Canada approves second generic Ozempic; ex-U.S. price erosion accelerates
Read source articleWhat happened
Canada's health regulator approved Apotex's generic semaglutide, the second copycat version of Novo Nordisk's Ozempic authorized in the country. This is the latest example of ex-U.S. patent erosion, following India's March 2026 patent expiry where generics launched at ~80% lower prices. The approval directly validates the DeepValue report's thesis that international markets face accelerating price fragmentation as semaglutide exclusivity lapses. While Canada is a smaller market, the pattern reinforces that Novo's global pricing power is eroding faster than modeled. The news adds another headwind to the already pressured earnings outlook, with U.S. net pricing also declining amid competition and access programs.
Implication
The analyst should incorporate faster ex-U.S. net price declines into valuation models, likely lowering fair value estimates. However, volume growth from CMS pilots could partially offset.
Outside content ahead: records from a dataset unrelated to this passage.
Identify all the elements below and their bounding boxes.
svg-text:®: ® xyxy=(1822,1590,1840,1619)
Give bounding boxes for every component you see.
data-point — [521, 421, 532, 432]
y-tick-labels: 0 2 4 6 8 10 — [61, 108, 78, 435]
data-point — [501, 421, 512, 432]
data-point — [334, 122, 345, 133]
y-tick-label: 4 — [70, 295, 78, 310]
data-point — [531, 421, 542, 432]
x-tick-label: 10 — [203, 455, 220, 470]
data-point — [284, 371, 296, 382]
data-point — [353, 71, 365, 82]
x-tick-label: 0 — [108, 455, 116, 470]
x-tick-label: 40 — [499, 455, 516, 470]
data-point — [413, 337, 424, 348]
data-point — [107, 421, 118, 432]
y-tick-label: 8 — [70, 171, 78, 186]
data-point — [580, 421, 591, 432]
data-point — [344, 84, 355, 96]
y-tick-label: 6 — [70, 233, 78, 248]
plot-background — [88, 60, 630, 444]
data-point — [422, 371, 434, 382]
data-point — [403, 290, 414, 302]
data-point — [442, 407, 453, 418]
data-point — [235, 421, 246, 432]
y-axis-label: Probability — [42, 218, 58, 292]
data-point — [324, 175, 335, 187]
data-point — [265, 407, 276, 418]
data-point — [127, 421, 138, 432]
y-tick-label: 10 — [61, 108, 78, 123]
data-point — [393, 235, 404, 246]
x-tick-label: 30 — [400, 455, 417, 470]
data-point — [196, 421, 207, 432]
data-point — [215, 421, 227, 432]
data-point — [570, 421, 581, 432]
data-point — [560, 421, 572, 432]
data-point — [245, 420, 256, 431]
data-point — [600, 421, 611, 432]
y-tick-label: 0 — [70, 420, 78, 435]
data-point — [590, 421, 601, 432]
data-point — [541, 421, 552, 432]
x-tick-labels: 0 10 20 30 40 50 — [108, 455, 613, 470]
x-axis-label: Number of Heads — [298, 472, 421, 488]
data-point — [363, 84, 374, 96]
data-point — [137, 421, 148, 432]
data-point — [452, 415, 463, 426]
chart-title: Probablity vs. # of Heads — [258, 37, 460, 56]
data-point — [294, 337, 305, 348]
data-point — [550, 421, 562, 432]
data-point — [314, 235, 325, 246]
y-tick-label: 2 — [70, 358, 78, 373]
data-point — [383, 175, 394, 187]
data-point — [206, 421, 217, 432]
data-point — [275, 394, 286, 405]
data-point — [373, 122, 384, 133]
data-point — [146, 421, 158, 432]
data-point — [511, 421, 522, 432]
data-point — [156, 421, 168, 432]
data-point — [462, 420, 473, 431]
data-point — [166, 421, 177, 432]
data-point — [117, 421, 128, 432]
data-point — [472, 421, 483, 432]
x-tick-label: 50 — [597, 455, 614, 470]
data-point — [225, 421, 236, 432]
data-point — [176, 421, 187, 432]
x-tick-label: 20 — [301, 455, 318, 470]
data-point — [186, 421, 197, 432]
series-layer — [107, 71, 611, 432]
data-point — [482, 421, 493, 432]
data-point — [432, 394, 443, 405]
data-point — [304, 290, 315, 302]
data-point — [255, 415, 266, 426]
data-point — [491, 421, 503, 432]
The thesis that Novo must rely on volume over price is reinforced; without it, earnings power will reset lower.
Thesis delta
The thesis shifts from 'pricing pressure is primarily a U.S. phenomenon' to 'pricing pressure is now a global, multi-front battle.' The Canada generic approval accelerates the timeline for ex-U.S. revenue erosion, making Novo's volume-dependence strategy even more critical. The DeepValue report's bear-case scenario becomes more probable as patent expiry in additional markets (e.g., China, Europe) looms.